In the case of the hydrogen bond interactions, molecule P8 interacts not only with the catalytic triad, specifically with the Ser144 and Cys145, and presents a higher number of interactions with other residues that include Ser1 and Asn142. The last one promotes a higher Hbond energy than compound 1e, see Table 1. In fact, (Liu et al., 2020b) mention that hydrogen bond interactions play a key role in the ligand-target interaction as highlighted in the state of the art. Moreover, the electrostatic interactions between P8 and the selected target take place at the residues His41, His163, Glu166 and His172 residues, which in terms of Elstat energy, do not promote a favorable interaction (To understand better the behavior of the electrostatic interactions as a function of the different moieties in the studied molecules, the molecular electrostatic potential surfaces are depicted in Supplemental Files).
On the other hand, molecule 1e, which was previously synthesized by some of us, and the designed compound P8 were evaluated into the pharmacophore model and analyzed through the segments docked with the proposed structure. Figure 9A shows the molecule 1e in the pharmacophore model, which reveals that this molecule needs some components to complete all the pharmacophore fragments. Specifically, it needs an aromatic moiety, as well as an HD and HA fragments in the top of the molecule.
Finally, Fig. 9B depicts the P8 structure into the pharmacophore model and shows that this molecule only an Hy and one HD fragments in order to complete all the requirements. Analyzing the results, it is clear that to obtain some better molecules that could inhibit the Cov-2-MPro it is necessary to have a system that includes some rings in their structure. Also, the right side is the more important site of the cavity, as long as the size of the molecule does not overpass the size of the cavity.
A family of compounds previously synthesized by some of us was tested to inhibit the protein Cov-2-MPro, the results show that three of these compounds present a more favorable interaction with the selected target than the co-crystallized molecule, which is a peptide-like derivative.

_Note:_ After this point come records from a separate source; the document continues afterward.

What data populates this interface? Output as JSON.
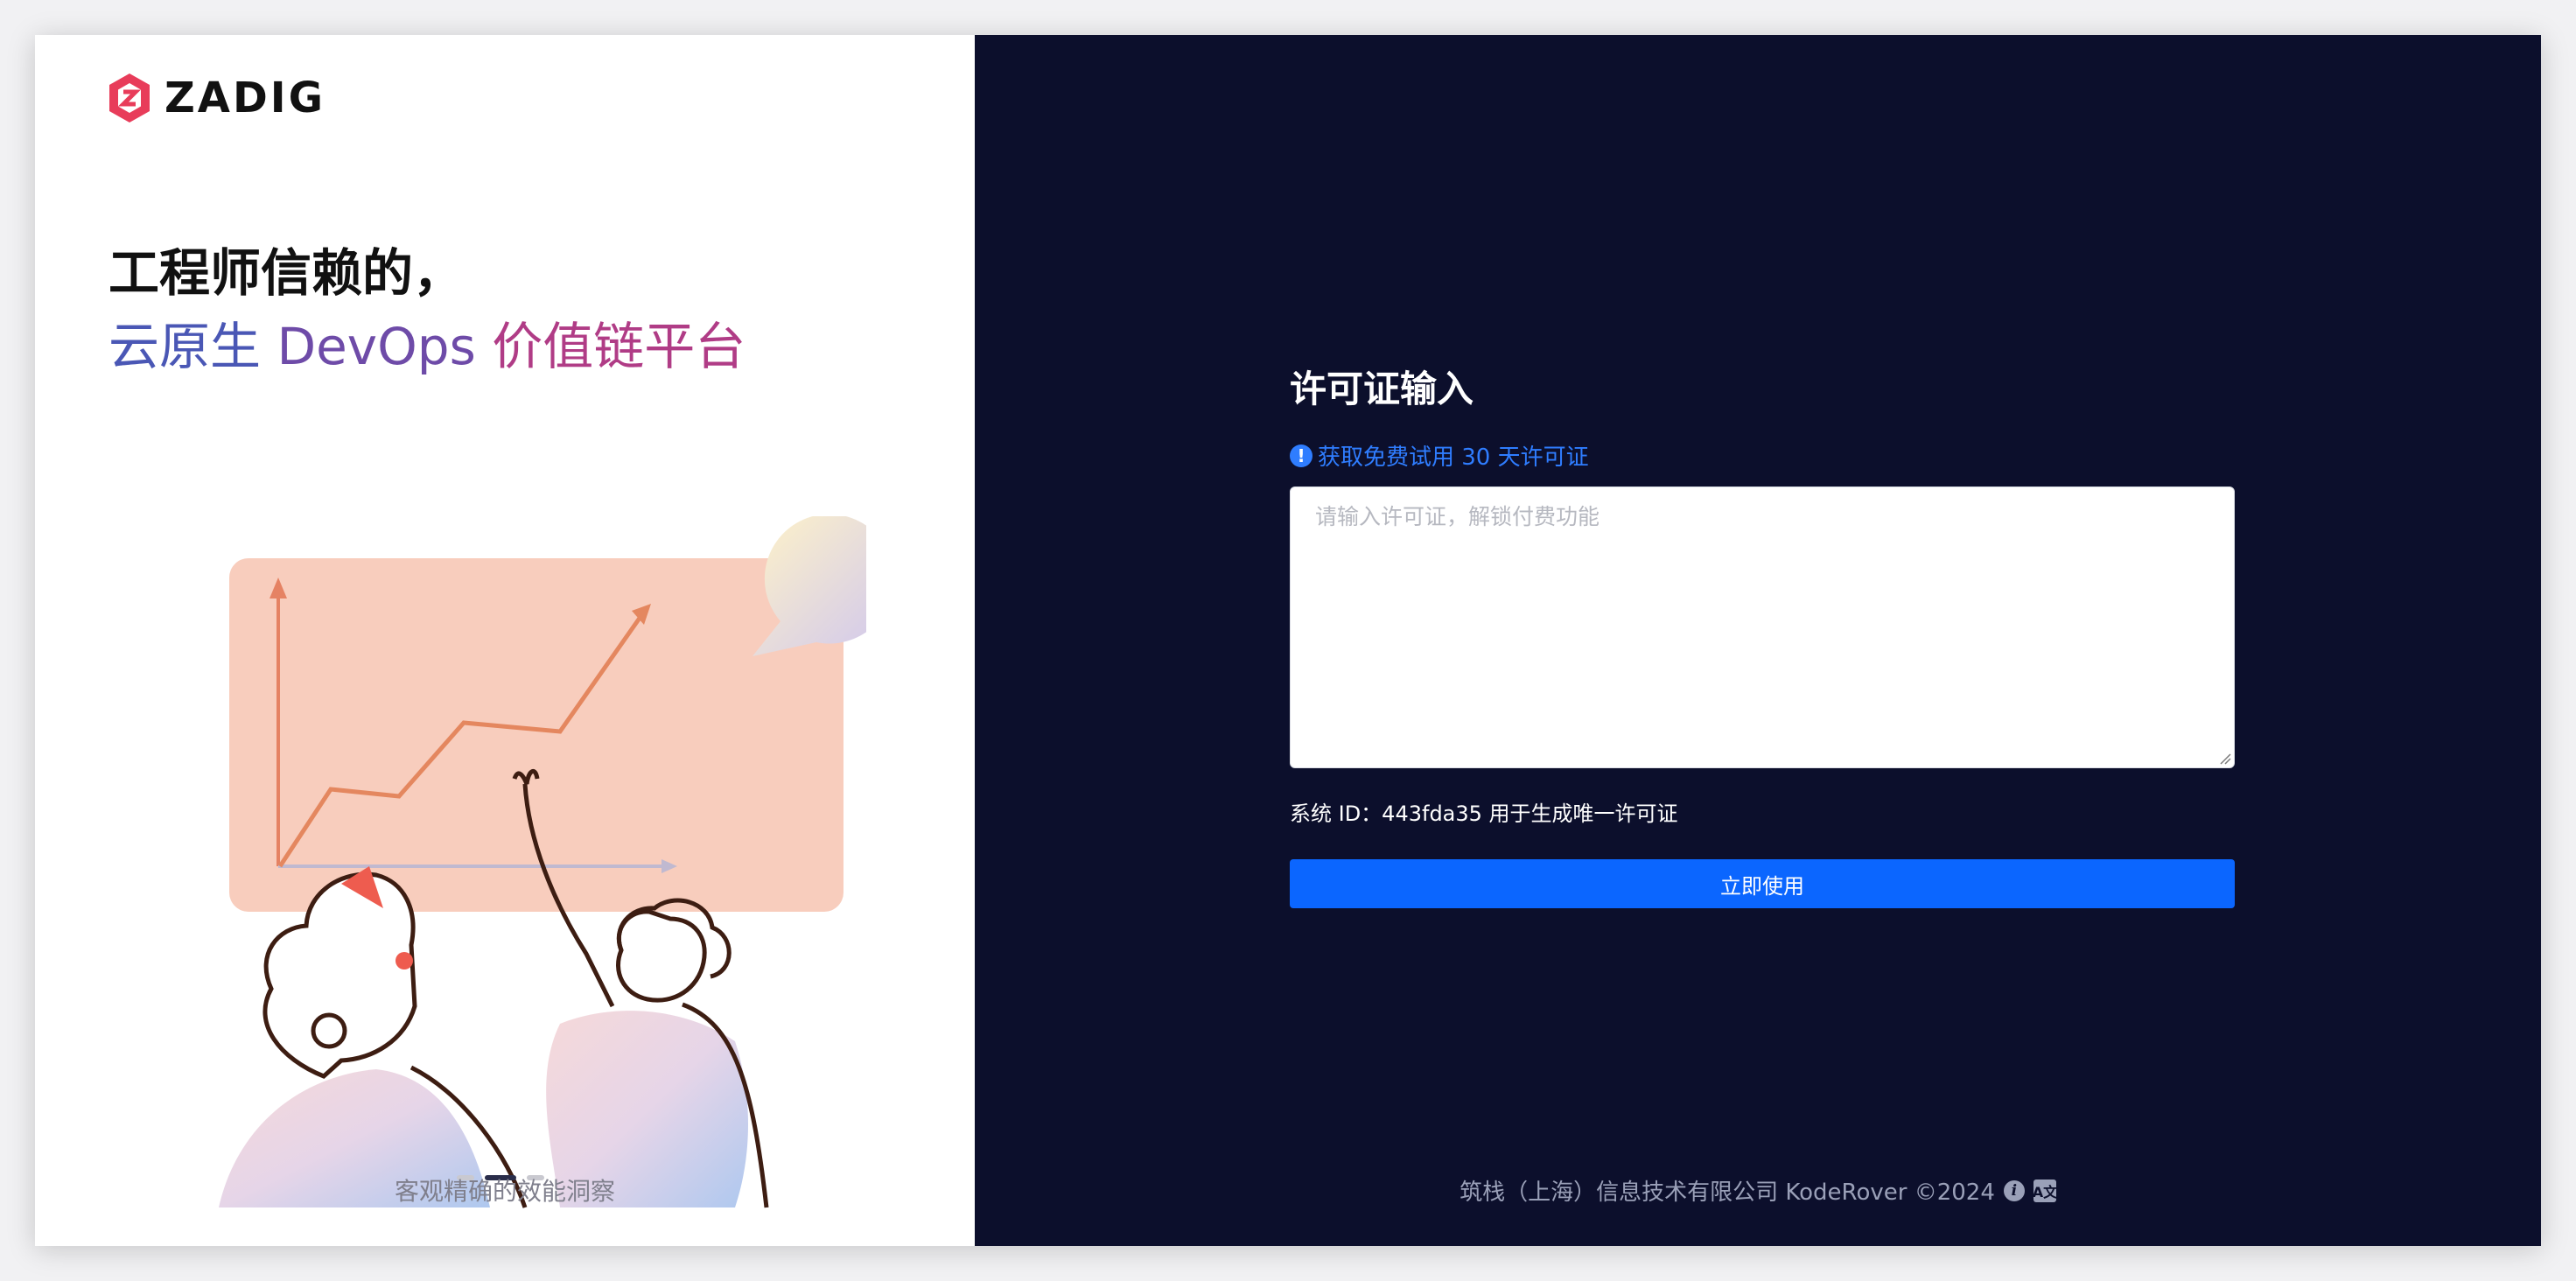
{
  "brand": {
    "logo_text": "ZADIG",
    "colors": {
      "logo": "#e83c5a",
      "panel_bg": "#0c0f2c",
      "accent": "#0b66ff",
      "link": "#2f7dff"
    }
  },
  "hero": {
    "line1": "工程师信赖的，",
    "line2_start": "云原生 ",
    "line2_mid": "DevOps ",
    "line2_end": "价值链平台",
    "caption": "客观精确的效能洞察"
  },
  "form": {
    "title": "许可证输入",
    "trial_link": "获取免费试用 30 天许可证",
    "license_placeholder": "请输入许可证，解锁付费功能",
    "license_value": "",
    "system_id_text": "系统 ID：443fda35 用于生成唯一许可证",
    "submit_label": "立即使用"
  },
  "footer": {
    "text": "筑栈（上海）信息技术有限公司 KodeRover ©2024",
    "info_icon": "i",
    "translate_icon": "A文"
  },
  "icons": {
    "logo": "zadig-logo-icon",
    "info": "info-circle-icon",
    "trial": "exclamation-circle-icon",
    "translate": "translate-icon"
  },
  "carousel": {
    "slide_count": 3,
    "active_index": 1
  }
}
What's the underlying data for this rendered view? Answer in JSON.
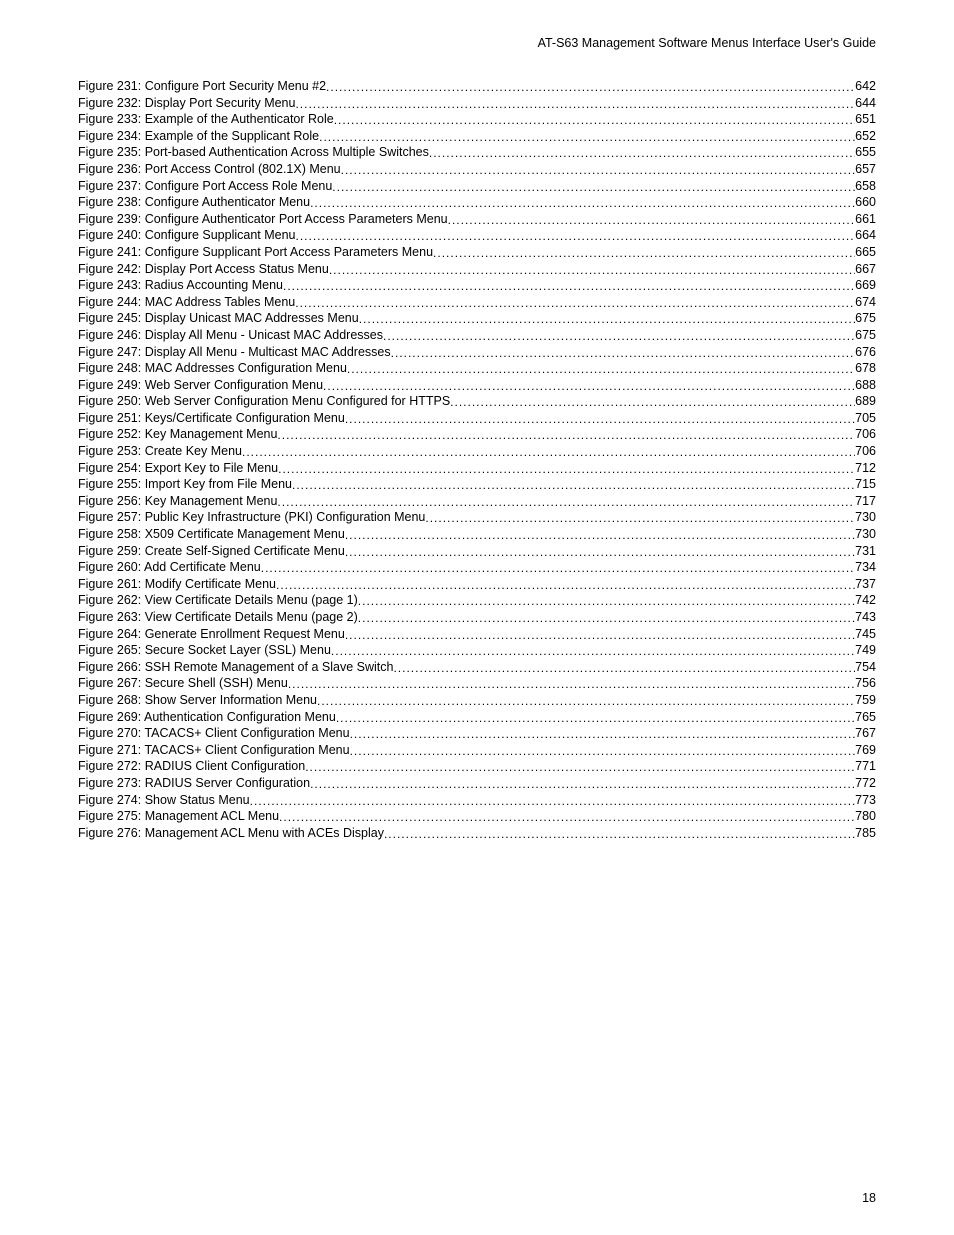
{
  "header": "AT-S63 Management Software Menus Interface User's Guide",
  "page_number": "18",
  "entries": [
    {
      "label": "Figure 231: Configure Port Security Menu #2",
      "page": "642"
    },
    {
      "label": "Figure 232: Display Port Security Menu",
      "page": "644"
    },
    {
      "label": "Figure 233: Example of the Authenticator Role",
      "page": "651"
    },
    {
      "label": "Figure 234: Example of the Supplicant Role",
      "page": "652"
    },
    {
      "label": "Figure 235: Port-based Authentication Across Multiple Switches",
      "page": "655"
    },
    {
      "label": "Figure 236: Port Access Control (802.1X) Menu",
      "page": "657"
    },
    {
      "label": "Figure 237: Configure Port Access Role Menu",
      "page": "658"
    },
    {
      "label": "Figure 238: Configure Authenticator Menu",
      "page": "660"
    },
    {
      "label": "Figure 239: Configure Authenticator Port Access Parameters Menu",
      "page": "661"
    },
    {
      "label": "Figure 240: Configure Supplicant Menu",
      "page": "664"
    },
    {
      "label": "Figure 241: Configure Supplicant Port Access Parameters Menu",
      "page": "665"
    },
    {
      "label": "Figure 242: Display Port Access Status Menu",
      "page": "667"
    },
    {
      "label": "Figure 243: Radius Accounting Menu",
      "page": "669"
    },
    {
      "label": "Figure 244: MAC Address Tables Menu",
      "page": "674"
    },
    {
      "label": "Figure 245: Display Unicast MAC Addresses Menu",
      "page": "675"
    },
    {
      "label": "Figure 246: Display All Menu - Unicast MAC Addresses",
      "page": "675"
    },
    {
      "label": "Figure 247: Display All Menu - Multicast MAC Addresses",
      "page": "676"
    },
    {
      "label": "Figure 248: MAC Addresses Configuration Menu",
      "page": "678"
    },
    {
      "label": "Figure 249: Web Server Configuration Menu",
      "page": "688"
    },
    {
      "label": "Figure 250: Web Server Configuration Menu Configured for HTTPS",
      "page": "689"
    },
    {
      "label": "Figure 251: Keys/Certificate Configuration Menu",
      "page": "705"
    },
    {
      "label": "Figure 252: Key Management Menu",
      "page": "706"
    },
    {
      "label": "Figure 253: Create Key Menu",
      "page": "706"
    },
    {
      "label": "Figure 254: Export Key to File Menu",
      "page": "712"
    },
    {
      "label": "Figure 255: Import Key from File Menu",
      "page": "715"
    },
    {
      "label": "Figure 256: Key Management Menu",
      "page": "717"
    },
    {
      "label": "Figure 257: Public Key Infrastructure (PKI) Configuration Menu",
      "page": "730"
    },
    {
      "label": "Figure 258: X509 Certificate Management Menu",
      "page": "730"
    },
    {
      "label": "Figure 259: Create Self-Signed Certificate Menu",
      "page": "731"
    },
    {
      "label": "Figure 260: Add Certificate Menu",
      "page": "734"
    },
    {
      "label": "Figure 261: Modify Certificate Menu",
      "page": "737"
    },
    {
      "label": "Figure 262: View Certificate Details Menu (page 1)",
      "page": "742"
    },
    {
      "label": "Figure 263: View Certificate Details Menu (page 2)",
      "page": "743"
    },
    {
      "label": "Figure 264: Generate Enrollment Request Menu",
      "page": "745"
    },
    {
      "label": "Figure 265: Secure Socket Layer (SSL) Menu",
      "page": "749"
    },
    {
      "label": "Figure 266: SSH Remote Management of a Slave Switch",
      "page": "754"
    },
    {
      "label": "Figure 267: Secure Shell (SSH) Menu",
      "page": "756"
    },
    {
      "label": "Figure 268: Show Server Information Menu",
      "page": "759"
    },
    {
      "label": "Figure 269: Authentication Configuration Menu",
      "page": "765"
    },
    {
      "label": "Figure 270: TACACS+ Client Configuration Menu",
      "page": "767"
    },
    {
      "label": "Figure 271: TACACS+ Client Configuration Menu",
      "page": "769"
    },
    {
      "label": "Figure 272: RADIUS Client Configuration",
      "page": "771"
    },
    {
      "label": "Figure 273: RADIUS Server Configuration",
      "page": "772"
    },
    {
      "label": "Figure 274: Show Status Menu",
      "page": "773"
    },
    {
      "label": "Figure 275: Management ACL Menu",
      "page": "780"
    },
    {
      "label": "Figure 276: Management ACL Menu with ACEs Display",
      "page": "785"
    }
  ]
}
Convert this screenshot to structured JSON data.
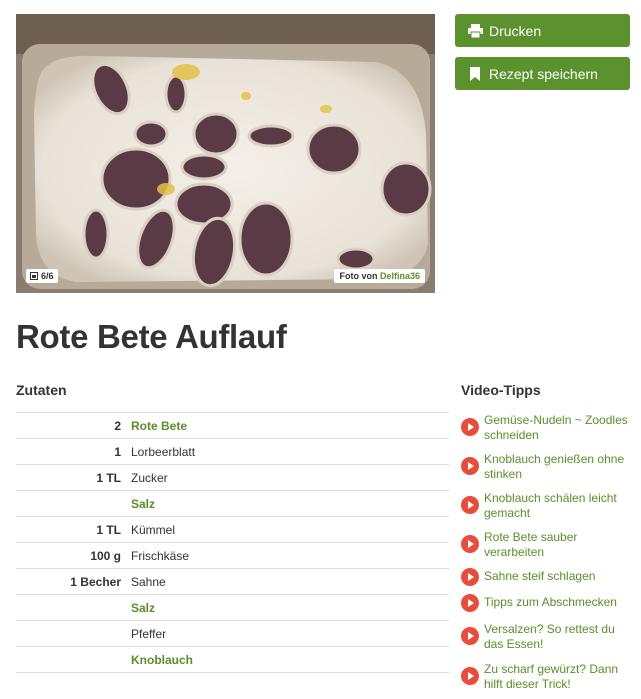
{
  "photo": {
    "counter": "6/6",
    "credit_prefix": "Foto von",
    "credit_author": "Delfina36"
  },
  "actions": {
    "print_label": "Drucken",
    "save_label": "Rezept speichern",
    "accent": "#5b922e"
  },
  "recipe": {
    "title": "Rote Bete Auflauf"
  },
  "ingredients": {
    "heading": "Zutaten",
    "items": [
      {
        "amount": "2",
        "name": "Rote Bete",
        "link": true
      },
      {
        "amount": "1",
        "name": "Lorbeerblatt",
        "link": false
      },
      {
        "amount": "1 TL",
        "name": "Zucker",
        "link": false
      },
      {
        "amount": "",
        "name": "Salz",
        "link": true
      },
      {
        "amount": "1 TL",
        "name": "Kümmel",
        "link": false
      },
      {
        "amount": "100 g",
        "name": "Frischkäse",
        "link": false
      },
      {
        "amount": "1 Becher",
        "name": "Sahne",
        "link": false
      },
      {
        "amount": "",
        "name": "Salz",
        "link": true
      },
      {
        "amount": "",
        "name": "Pfeffer",
        "link": false
      },
      {
        "amount": "",
        "name": "Knoblauch",
        "link": true
      }
    ]
  },
  "video_tips": {
    "heading": "Video-Tipps",
    "items": [
      "Gemüse-Nudeln ~ Zoodles schneiden",
      "Knoblauch genießen ohne stinken",
      "Knoblauch schälen leicht gemacht",
      "Rote Bete sauber verarbeiten",
      "Sahne steif schlagen",
      "Tipps zum Abschmecken",
      "Versalzen? So rettest du das Essen!",
      "Zu scharf gewürzt? Dann hilft dieser Trick!"
    ]
  }
}
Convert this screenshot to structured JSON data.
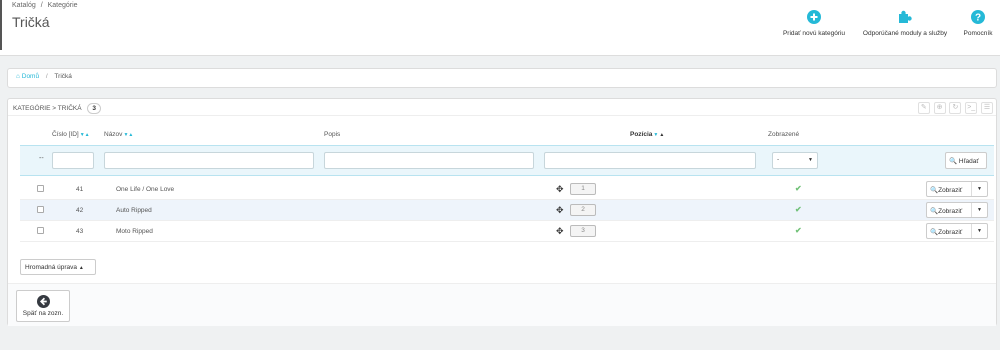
{
  "header": {
    "breadcrumb": [
      "Katalóg",
      "Kategórie"
    ],
    "breadcrumb_sep": "/",
    "title": "Tričká",
    "toolbar": {
      "add_category": "Pridať novú kategóriu",
      "recommended_modules": "Odporúčané moduly a služby",
      "help": "Pomocník"
    }
  },
  "nav_breadcrumb": {
    "home": "Domů",
    "sep": "/",
    "current": "Tričká"
  },
  "panel": {
    "heading": "KATEGÓRIE > TRIČKÁ",
    "count": "3",
    "header_icons": [
      "edit-icon",
      "add-icon",
      "refresh-icon",
      "sql-icon",
      "database-icon"
    ],
    "columns": {
      "id": "Číslo [ID]",
      "name": "Názov",
      "description": "Popis",
      "position": "Pozícia",
      "displayed": "Zobrazené"
    },
    "filters": {
      "dash": "--",
      "id": "",
      "name": "",
      "description": "",
      "position": "",
      "displayed_selected": "-",
      "search_label": "Hľadať"
    },
    "rows": [
      {
        "id": "41",
        "name": "One Life / One Love",
        "position": "1",
        "displayed": true,
        "action": "Zobraziť"
      },
      {
        "id": "42",
        "name": "Auto Ripped",
        "position": "2",
        "displayed": true,
        "action": "Zobraziť"
      },
      {
        "id": "43",
        "name": "Moto Ripped",
        "position": "3",
        "displayed": true,
        "action": "Zobraziť"
      }
    ],
    "bulk_action": "Hromadná úprava",
    "back_label": "Späť na zozn."
  },
  "colors": {
    "accent": "#25b9d7",
    "check": "#72c279",
    "text": "#555555"
  }
}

Moreover, although the fact that hydrogen bond interactions are mentioned in the state of the art about the selected protease, it can also be found that the electrostatic interactions and main the hydrophobic interactions play a key role in the ligand-target molecular couplings.
At the same time, the results reveal that a molecule can couple into the active site, which presents higher hydrophobic surfaces. Thus, in the quest to develop potential candidates it is essential to synthesize some molecules with a higher number of aromatic rings in their structures. Note that the residues of the active site interact in a stronger way with the best coupled ligand.
Finally, a pharmacophore model has been designed and used to propose a new family of 1,5-disubstituted tetrazole-1,2,3-triazoles derivatives. These compounds are potential candidates to be synthesized as a perspective of this work. Based on the obtained results, the best ligands were coupled with the pharmacophore model, highlights the importance of the isatin moiety. Also, the pharmacophore model revealed that derivatives bearing the isatin substituent have a higher potential in the design of new drugs against the SARS-Cov-2. Hydrophobic and stacking interactions also play a key role in the design of new drug candidates to treat the COVID19.